Participants were purposefully sampled from the ABACus3 trial to take part in semi-structured telephone interviews at 4-6 weeks or 6 months post-randomisation. Sampling criteria included trial allocation, recruitment setting, gender, age and geographical location. Interviews were audio-recorded, transcribed and analysed using thematic analysis supported by NVivo11.


Fifteen interviews were completed 4-6 weeks post-randomisation and to date thirteen interviews have been completed 6 months post-randomisation. 6 month interviews will be completed by August 2019.

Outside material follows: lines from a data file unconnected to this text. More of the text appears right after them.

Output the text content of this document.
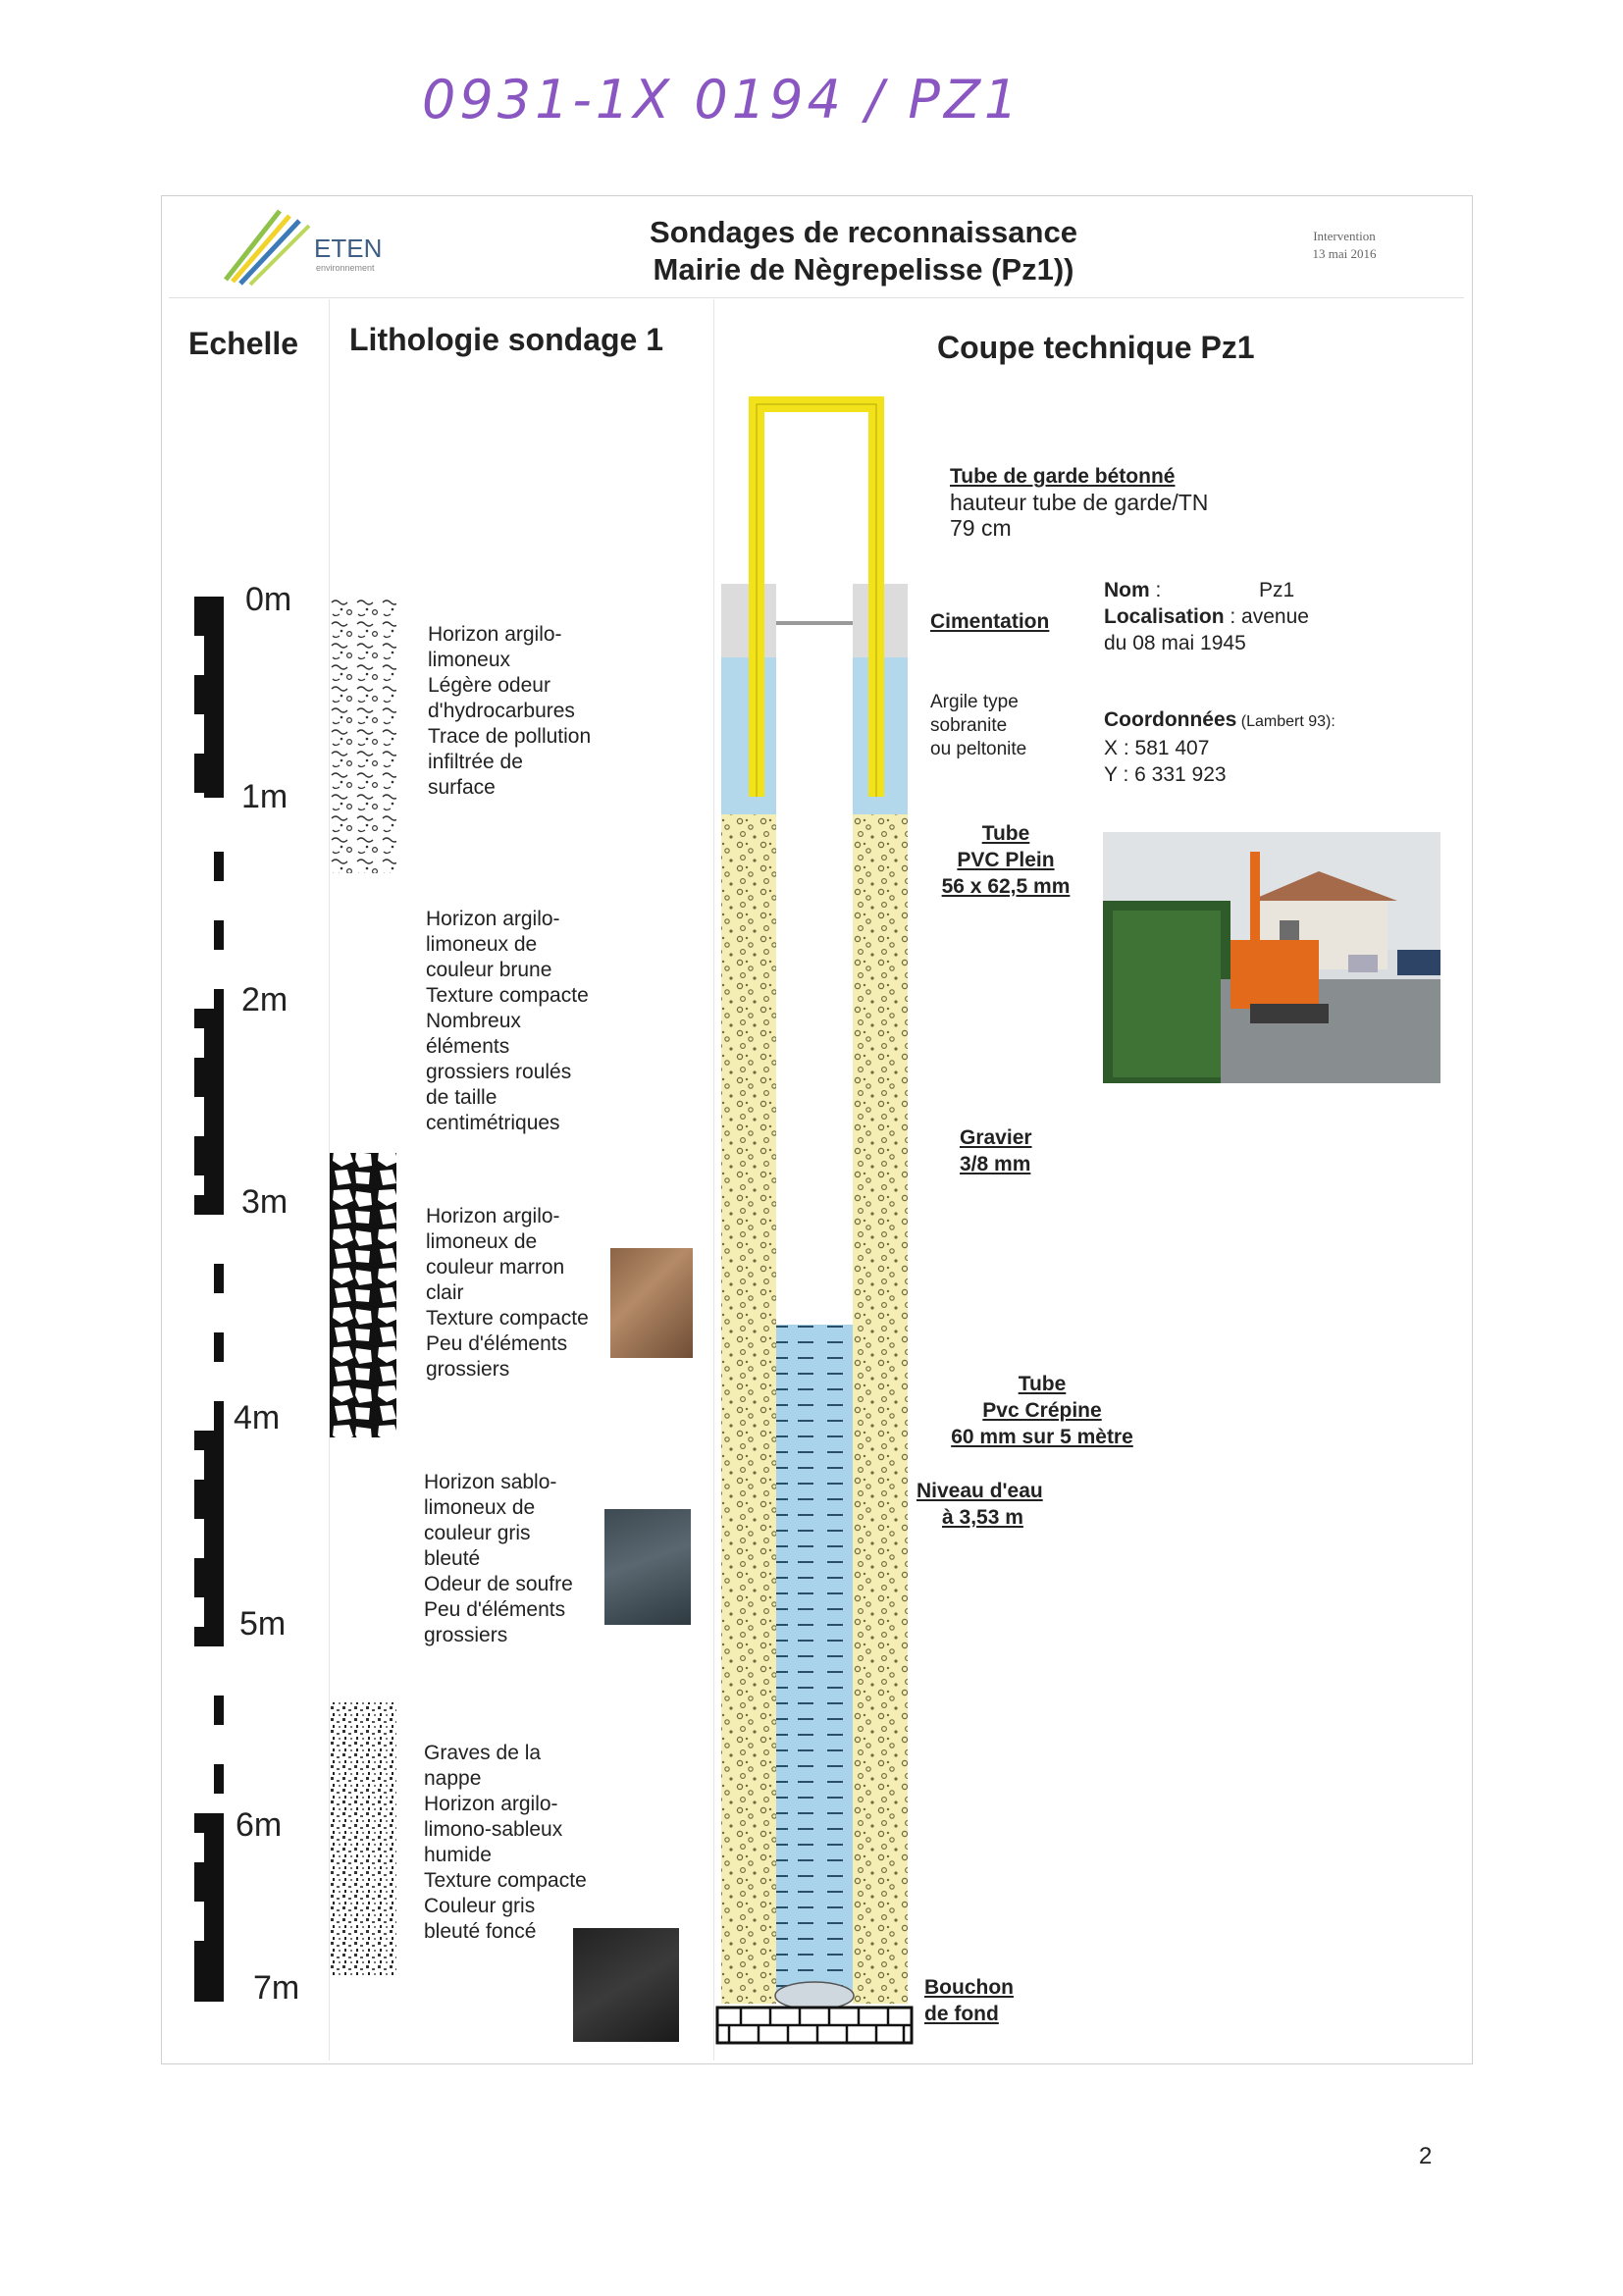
0931-1X 0194 / PZ1
ETEN
environnement
Sondages de reconnaissance
Mairie de Nègrepelisse (Pz1))
Intervention
13 mai 2016
Echelle Lithologie sondage 1	Coupe technique Pz1
0m
1m
2m
3m
4m
5m
6m
7m
Horizon argilo-
limoneux
Légère odeur
d'hydrocarbures
Trace de pollution
infiltrée de
surface
Horizon argilo-
limoneux de
couleur brune
Texture compacte
Nombreux
éléments
grossiers roulés
de taille
centimétriques
Horizon argilo-
limoneux de
couleur marron
clair
Texture compacte
Peu d'éléments
grossiers
Horizon sablo-
limoneux de
couleur gris
bleuté
Odeur de soufre
Peu d'éléments
grossiers
Graves de la
nappe
Horizon argilo-
limono-sableux
humide
Texture compacte
Couleur gris
bleuté foncé
Tube de garde bétonné
hauteur tube de garde/TN
79 cm
Cimentation
Argile type
sobranite
ou peltonite
Tube
PVC Plein
56 x 62,5 mm
Gravier
3/8 mm
Tube
Pvc Crépine
60 mm sur 5 mètre
Niveau d'eau
à 3,53 m
Bouchon
de fond
Nom :	Pz1
Localisation : avenue
du 08 mai 1945
Coordonnées (Lambert 93):
X : 581 407
Y : 6 331 923
2
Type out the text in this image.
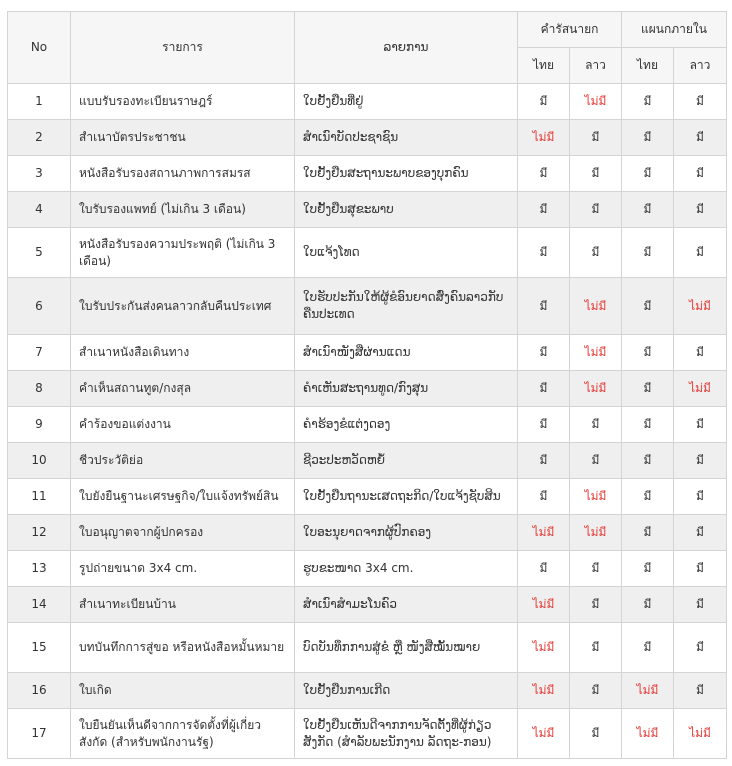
No	รายการ	ລາຍການ	คำรัสนายก		แผนกภายใน	
			ไทย	ลาว	ไทย	ลาว
1	แบบรับรองทะเบียนราษฎร์	ໃບຢັ້ງຢືນທີ່ຢູ່	มี	ไม่มี	มี	มี
2	สำเนาบัตรประชาชน	ສຳເນົາບັດປະຊາຊົນ	ไม่มี	มี	มี	มี
3	หนังสือรับรองสถานภาพการสมรส	ໃບຢັ້ງຢືນສະຖານະພາບຂອງບຸກຄົນ	มี	มี	มี	มี
4	ใบรับรองแพทย์ (ไม่เกิน 3 เดือน)	ໃບຢັ້ງຢືນສຸຂະພາບ	มี	มี	มี	มี
5	หนังสือรับรองความประพฤติ (ไม่เกิน 3 เดือน)	ໃບແຈ້ງໂທດ	มี	มี	มี	มี
6	ใบรับประกันส่งคนลาวกลับคืนประเทศ	ໃບຮັບປະກັນໃຫ້ຜູ້ຂໍອົນຍາດສົ່ງຄົນລາວກັບຄືນປະເທດ	มี	ไม่มี	มี	ไม่มี
7	สำเนาหนังสือเดินทาง	ສຳເນົາໜັງສືຜ່ານແດນ	มี	ไม่มี	มี	มี
8	คำเห็นสถานทูต/กงสุล	ຄຳເຫັນສະຖານທູດ/ກົງສຸນ	มี	ไม่มี	มี	ไม่มี
9	คำร้องขอแต่งงาน	ຄຳຮ້ອງຂໍແຕ່ງດອງ	มี	มี	มี	มี
10	ชีวประวัติย่อ	ຊີວະປະຫວັດຫຍໍ້	มี	มี	มี	มี
11	ใบยังยืนฐานะเศรษฐกิจ/ใบแจ้งทรัพย์สิน	ໃບຢັ້ງຢືນຖານະເສດຖະກິດ/ໃບແຈ້ງຊັບສິນ	มี	ไม่มี	มี	มี
12	ใบอนุญาตจากผู้ปกครอง	ໃບອະນຸຍາດຈາກຜູ້ປົກຄອງ	ไม่มี	ไม่มี	มี	มี
13	รูปถ่ายขนาด 3x4 cm.	ຮູບຂະໜາດ 3x4 cm.	มี	มี	มี	มี
14	สำเนาทะเบียนบ้าน	ສຳເນົາສຳມະໂນຄົວ	ไม่มี	มี	มี	มี
15	บทบันทึกการสู่ขอ หรือหนังสือหมั้นหมาย	ບົດບັນທຶກການສູ່ຂໍ ຫຼື ໜັງສືໝັ້ນໝາຍ	ไม่มี	มี	มี	มี
16	ใบเกิด	ໃບຢັ້ງຢືນການເກີດ	ไม่มี	มี	ไม่มี	มี
17	ใบยืนยันเห็นดีจากการจัดตั้งที่ผู้เกี่ยวสังกัด (สำหรับพนักงานรัฐ)	ໃບຢັ້ງຢືນເຫັນດີຈາກການຈັດຕັ້ງທີ່ຜູ້ກ່ຽວສັງກັດ (ສຳລັບພະນັກງານ ລັດຖະ-ກອນ)	ไม่มี	มี	ไม่มี	ไม่มี
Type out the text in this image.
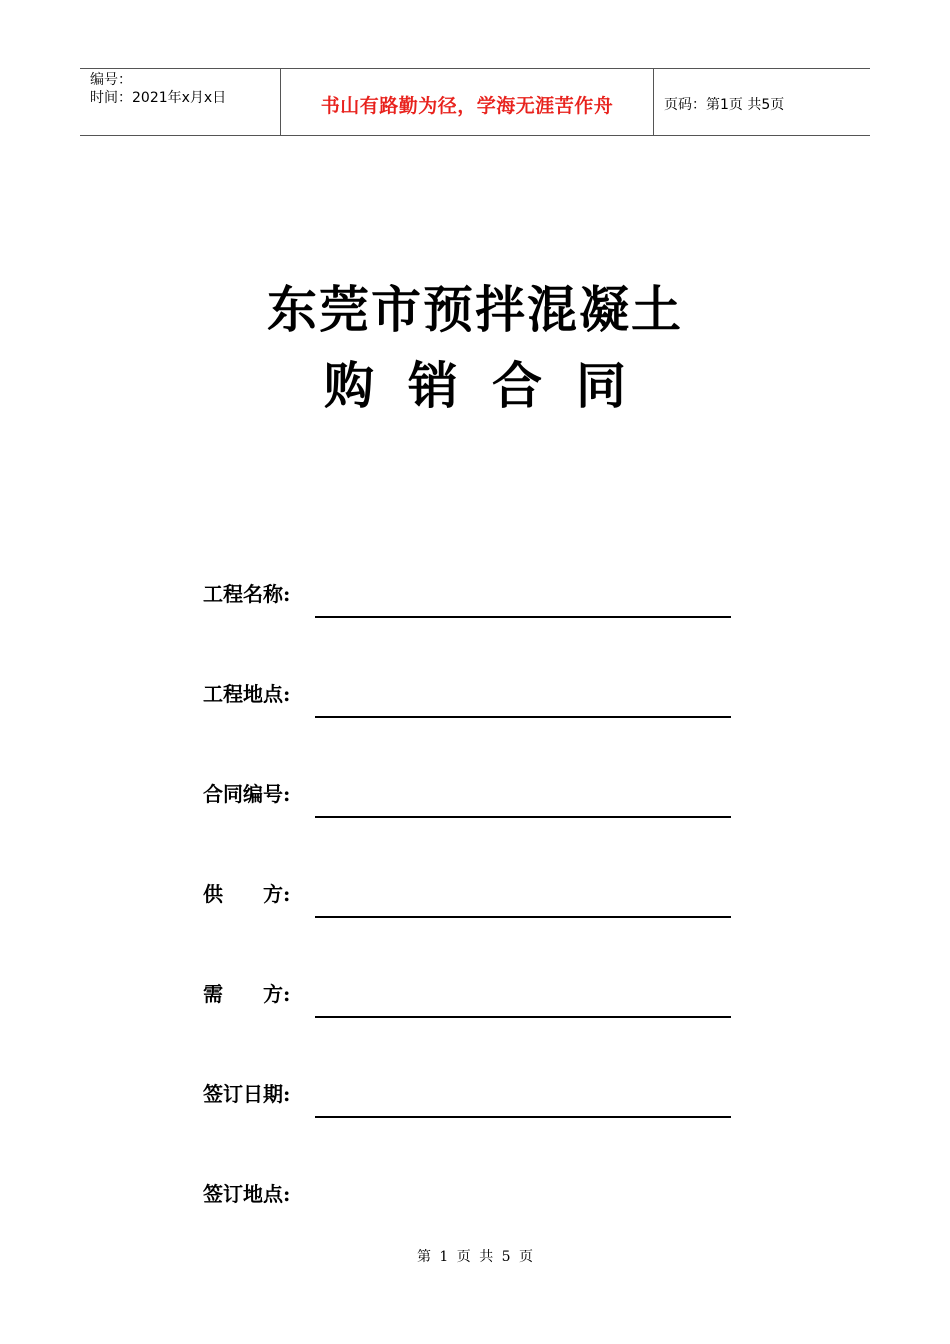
编号：
时间：2021年x月x日	书山有路勤为径，学海无涯苦作舟	页码：第1页 共5页
东莞市预拌混凝土
购销合同
工程名称:
工程地点:
合同编号:
供　　方:
需　　方:
签订日期:
签订地点:
第 1 页 共 5 页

Some participants reported being very knowledgeable about specific cancers/symptoms before taking part based on direct personal experience or caring for someone with cancer. Tailored behaviour change advice was taken on board by some who reported changing behaviour to reduce their cancer risk; however, many described being limited by factors outside of their control such as disability and accessing services. Participants showed some awareness of national campaigns, although were often unable to name them or specify what cancer/symptom they were raising awareness for.


Preliminary results suggest that a tailored community-based intervention could be a successful method for raising awareness of cancer symptoms to people from low socioeconomic groups and in supporting them to identify how best to reduce their risk. Further work is needed to understand how any change implemented supports long-term awareness and risk reduction in this population.